Financing Basics for Homebuyers

Whether you are purchasing a home or refinancing, having a basic understanding of the process before making a decision should be your first step.

First let’s talk about some basics: A mortgage is a loan for your house.  You can use it to purchase a home, construct your dream house, refinance your existing home loan for more favorable terms, or take cash out for debt consolidation or other remodel projects. The Bank takes a lien on your property until the loan is paid off. 

First Bank offers fixed rate, fixed term loans. This means your rate and payment for principal and interest will remain steady over the life of the loan.  We can set the length anywhere from 5 to 30 years. The longer the length (term), the lower the payment will be. On the other hand, the longer the term the more interest you will pay over the life of the loan.

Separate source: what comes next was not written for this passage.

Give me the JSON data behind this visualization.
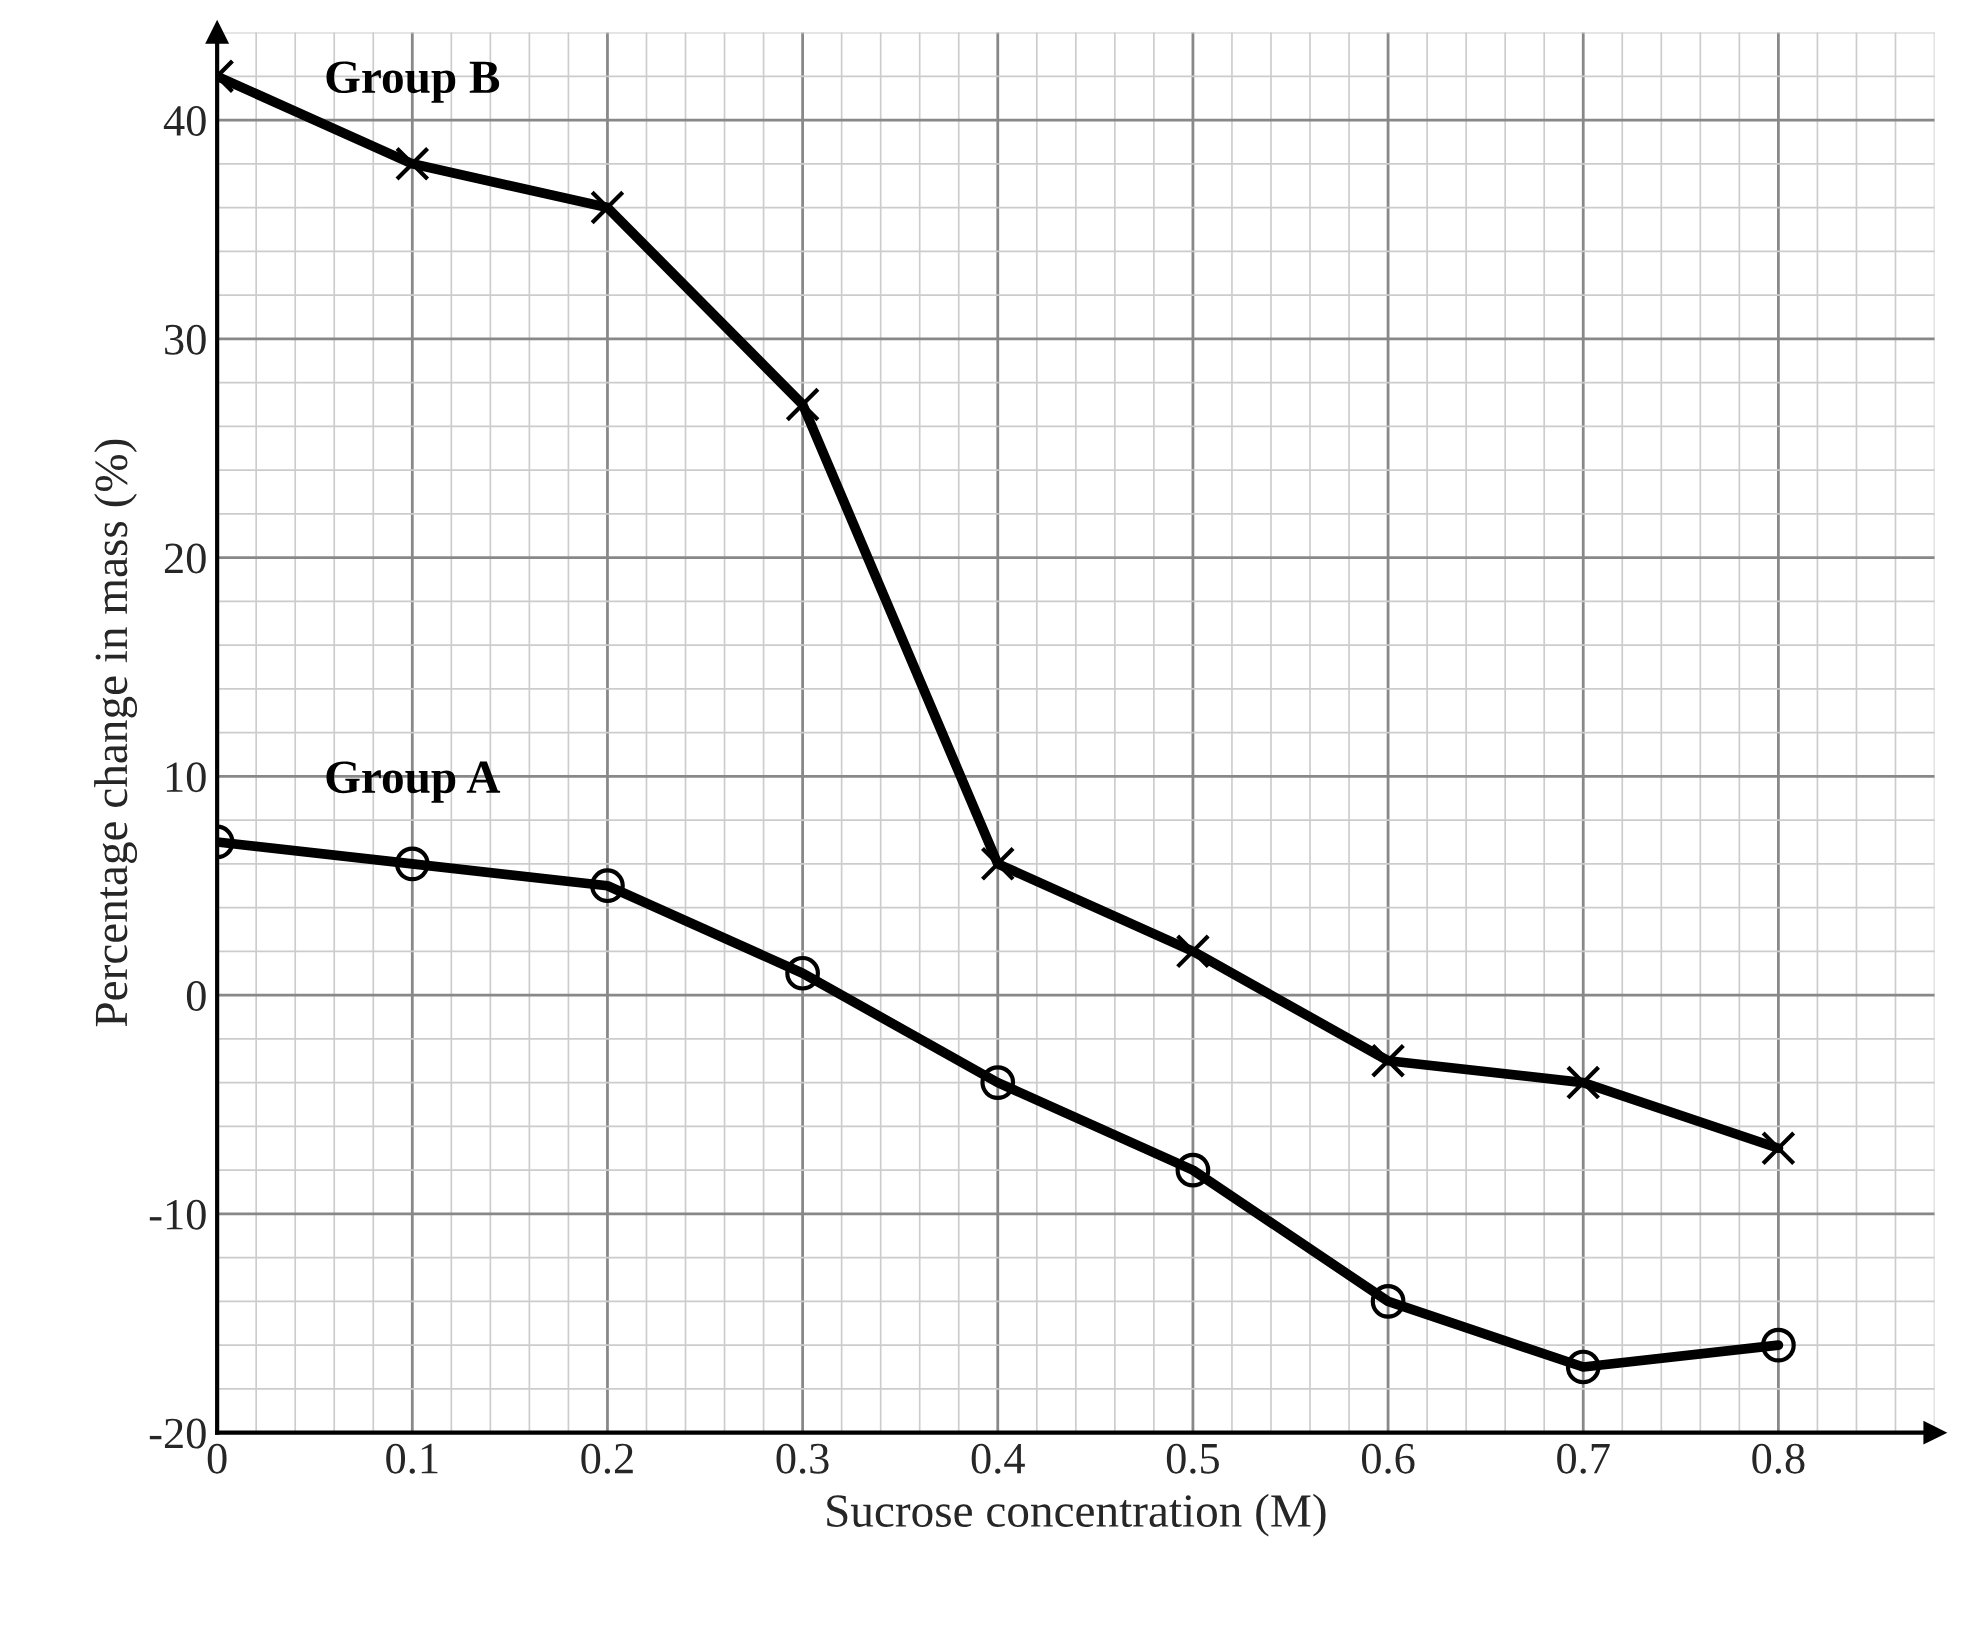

Another major factor to consider is the down payment percentage. Conventional mortgage loans are for 80% of the purchase price or appraised value; whichever is the lessor. A higher down payment will generally secure a lower rate and payment.  We know that a 20% down payment may not be feasible for every borrower so we also offer Private Mortgage Insurance. This is an extra small monthly payment included in the loan payment until the loan is paid down to 80% loan to value or less.  With Private Mortgage Insurance, we can loan up to 95% loan to value.

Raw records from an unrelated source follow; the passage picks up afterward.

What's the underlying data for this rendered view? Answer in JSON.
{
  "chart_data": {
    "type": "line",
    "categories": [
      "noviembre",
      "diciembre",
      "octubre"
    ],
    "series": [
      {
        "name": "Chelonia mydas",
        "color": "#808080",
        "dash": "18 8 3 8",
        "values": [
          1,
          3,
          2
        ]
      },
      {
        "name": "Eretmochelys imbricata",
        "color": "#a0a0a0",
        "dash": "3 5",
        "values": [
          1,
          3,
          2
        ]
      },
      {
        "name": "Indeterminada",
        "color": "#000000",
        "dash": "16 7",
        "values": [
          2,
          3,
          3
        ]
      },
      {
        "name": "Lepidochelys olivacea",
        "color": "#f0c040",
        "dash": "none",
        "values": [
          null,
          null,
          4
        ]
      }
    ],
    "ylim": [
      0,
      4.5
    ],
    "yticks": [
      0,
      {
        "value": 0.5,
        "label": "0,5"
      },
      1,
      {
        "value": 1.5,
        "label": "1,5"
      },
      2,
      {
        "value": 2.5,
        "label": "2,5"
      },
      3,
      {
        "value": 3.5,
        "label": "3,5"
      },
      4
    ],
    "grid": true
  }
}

We also offer escrow.  Escrow, simply put, is a way to save for the large annual fees associated with home ownership.  Real estate taxes are generally paid twice a year and homeowners’ insurance once. These fees are divided over a 12-month period and added to your monthly loan payment. Then the Bank will pay the taxes and premiums on your behalf from your escrow account when they come due.  If you have a loan with Private Mortgage Insurance or live in a development with a Homeowners association, these fees can also be included in your escrow payment.